When you register at Kona Village, they offer an option of having a percentage-- normally 15%, but the amount is up to you--added to food and beverage tags.  You can decline that option and choose to handle it on a case by case basis, or you can accept the option, have it done for you and not have to think about it.  Some folks feel that since lunch is a buffet, valued at between $22 and $35 (depending on age), and since the service consists only of drinks and bussing plates, a 15% tip is excessive.  I can understand that feeling even though I don’t happen to share it.

To me, Kona Village represents the most carefree, decision-free environment I’m ever in, and I go for the automatic 15% and just consider it to be part of the cost of being there.  I also accept the automatic porterage charge.  But that’s me.  (I do tip the maids myself, however.  After a couple of attempts, I finally found a way to get a straight answer about how much is appropriate--ask a porter.  He said $2 to $5 per day, depending on how much work you create for them.  And that goes for the morning maid service and also for the turndown service in the evening, because not only do they turn down the bed, but they also tidy up and make everything spiffy.  I don’t begrudge that, because they work hard and times are tough.)  Just keep in mind that guests have the freedom to do it any way they want to.  Please don’t be surprised or annoyed when they offer you the option at registration.  If you don’t like the automatic tip idea, just say, “No thanks.”

One other thing: Some services are made available from outside vendors, and those are charged separately--massages, Yoga, SCUBA, deep sea fishing, for example. While you sign for them, they are not covered by the automatic 15% gratuity (if you chose that option).  I asked Sandy, the woman who posts gratuities, what is normal and appropriate.  At first she threw up her hands and exclaimed that the tipping ranged widely, from nothing to over $100 if the service was very pleasing.  But then she said it was commonly in the $15 to $25 range.

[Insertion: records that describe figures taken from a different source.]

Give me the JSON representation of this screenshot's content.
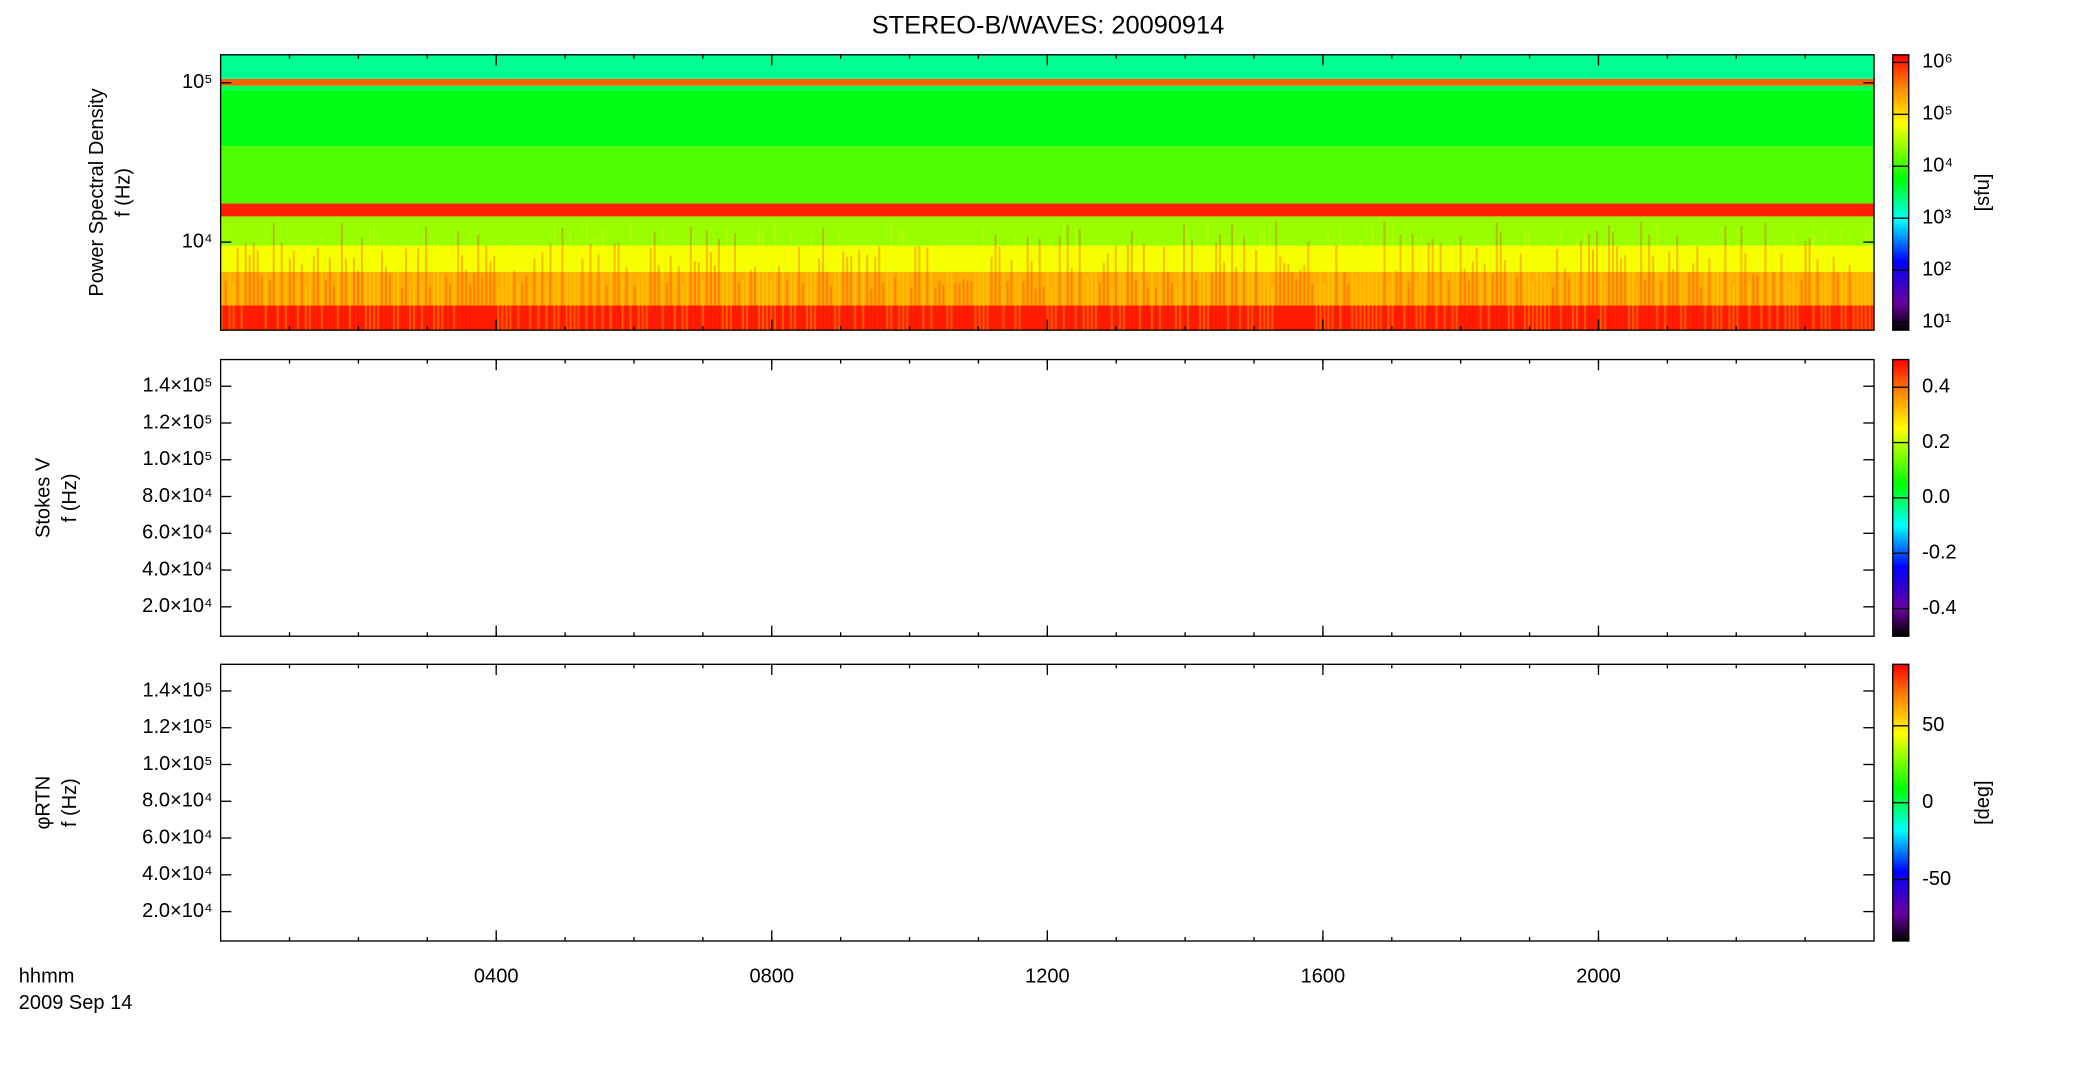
{
  "chart_data": [
    {
      "type": "spectrogram",
      "title": "STEREO-B/WAVES: 20090914",
      "ylabel": [
        "Power Spectral Density",
        "f (Hz)"
      ],
      "ylog": true,
      "ylim": [
        2800,
        150000
      ],
      "yticks": [
        {
          "value": 10000,
          "label": "10⁴"
        },
        {
          "value": 100000,
          "label": "10⁵"
        }
      ],
      "zlog": true,
      "zlim": [
        7,
        1400000
      ],
      "zlabel": "[sfu]",
      "zticks": [
        {
          "value": 10,
          "label": "10¹"
        },
        {
          "value": 100,
          "label": "10²"
        },
        {
          "value": 1000,
          "label": "10³"
        },
        {
          "value": 10000,
          "label": "10⁴"
        },
        {
          "value": 100000,
          "label": "10⁵"
        },
        {
          "value": 1000000,
          "label": "10⁶"
        }
      ],
      "colormap": "rainbow",
      "bands": [
        {
          "f": [
            2800,
            4000
          ],
          "value": 1000000
        },
        {
          "f": [
            4000,
            6500
          ],
          "value": 200000
        },
        {
          "f": [
            6500,
            9500
          ],
          "value": 60000
        },
        {
          "f": [
            9500,
            14500
          ],
          "value": 25000
        },
        {
          "f": [
            14500,
            17500
          ],
          "value": 1000000
        },
        {
          "f": [
            17500,
            40000
          ],
          "value": 12000
        },
        {
          "f": [
            40000,
            90000
          ],
          "value": 5000
        },
        {
          "f": [
            90000,
            96000
          ],
          "value": 3000
        },
        {
          "f": [
            96000,
            106000
          ],
          "value": 500000
        },
        {
          "f": [
            106000,
            150000
          ],
          "value": 2000
        }
      ]
    },
    {
      "type": "spectrogram",
      "ylabel": [
        "Stokes V",
        "f (Hz)"
      ],
      "ylog": false,
      "ylim": [
        4000,
        154500
      ],
      "yticks": [
        {
          "value": 20000,
          "label": "2.0×10⁴"
        },
        {
          "value": 40000,
          "label": "4.0×10⁴"
        },
        {
          "value": 60000,
          "label": "6.0×10⁴"
        },
        {
          "value": 80000,
          "label": "8.0×10⁴"
        },
        {
          "value": 100000,
          "label": "1.0×10⁵"
        },
        {
          "value": 120000,
          "label": "1.2×10⁵"
        },
        {
          "value": 140000,
          "label": "1.4×10⁵"
        }
      ],
      "zlog": false,
      "zlim": [
        -0.5,
        0.5
      ],
      "zticks": [
        -0.4,
        -0.2,
        {
          "value": 0,
          "label": "0.0"
        },
        0.2,
        0.4
      ],
      "colormap": "rainbow"
    },
    {
      "type": "spectrogram",
      "ylabel": [
        "φRTN",
        "f (Hz)"
      ],
      "ylog": false,
      "ylim": [
        4000,
        154500
      ],
      "yticks": [
        {
          "value": 20000,
          "label": "2.0×10⁴"
        },
        {
          "value": 40000,
          "label": "4.0×10⁴"
        },
        {
          "value": 60000,
          "label": "6.0×10⁴"
        },
        {
          "value": 80000,
          "label": "8.0×10⁴"
        },
        {
          "value": 100000,
          "label": "1.0×10⁵"
        },
        {
          "value": 120000,
          "label": "1.2×10⁵"
        },
        {
          "value": 140000,
          "label": "1.4×10⁵"
        }
      ],
      "zlog": false,
      "zlim": [
        -90,
        90
      ],
      "zlabel": "[deg]",
      "zticks": [
        -50,
        0,
        50
      ],
      "colormap": "rainbow",
      "xlabel": "hhmm",
      "date": "2009 Sep 14",
      "xlim": [
        0,
        24
      ],
      "xticks": [
        {
          "value": 4,
          "label": "0400"
        },
        {
          "value": 8,
          "label": "0800"
        },
        {
          "value": 12,
          "label": "1200"
        },
        {
          "value": 16,
          "label": "1600"
        },
        {
          "value": 20,
          "label": "2000"
        }
      ]
    }
  ]
}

People who had never been to Kona Village had heard that it was “different,” that it was “laid back,” that it was “almost all-inclusive,” and because it was pricier than the average resort, they were uncertain whether they’d fit in. On this page I wanted to shine a light on those questions so they’d know for sure if Kona Village was for them or not. I felt that it was a disservice to the guest, the other guests, and the resort if they arrived with a set of expectations that were not met for one reason or another. How to dress and how to tip were common sources of uncertainty, and I tried to make it clear for them. This is the original text.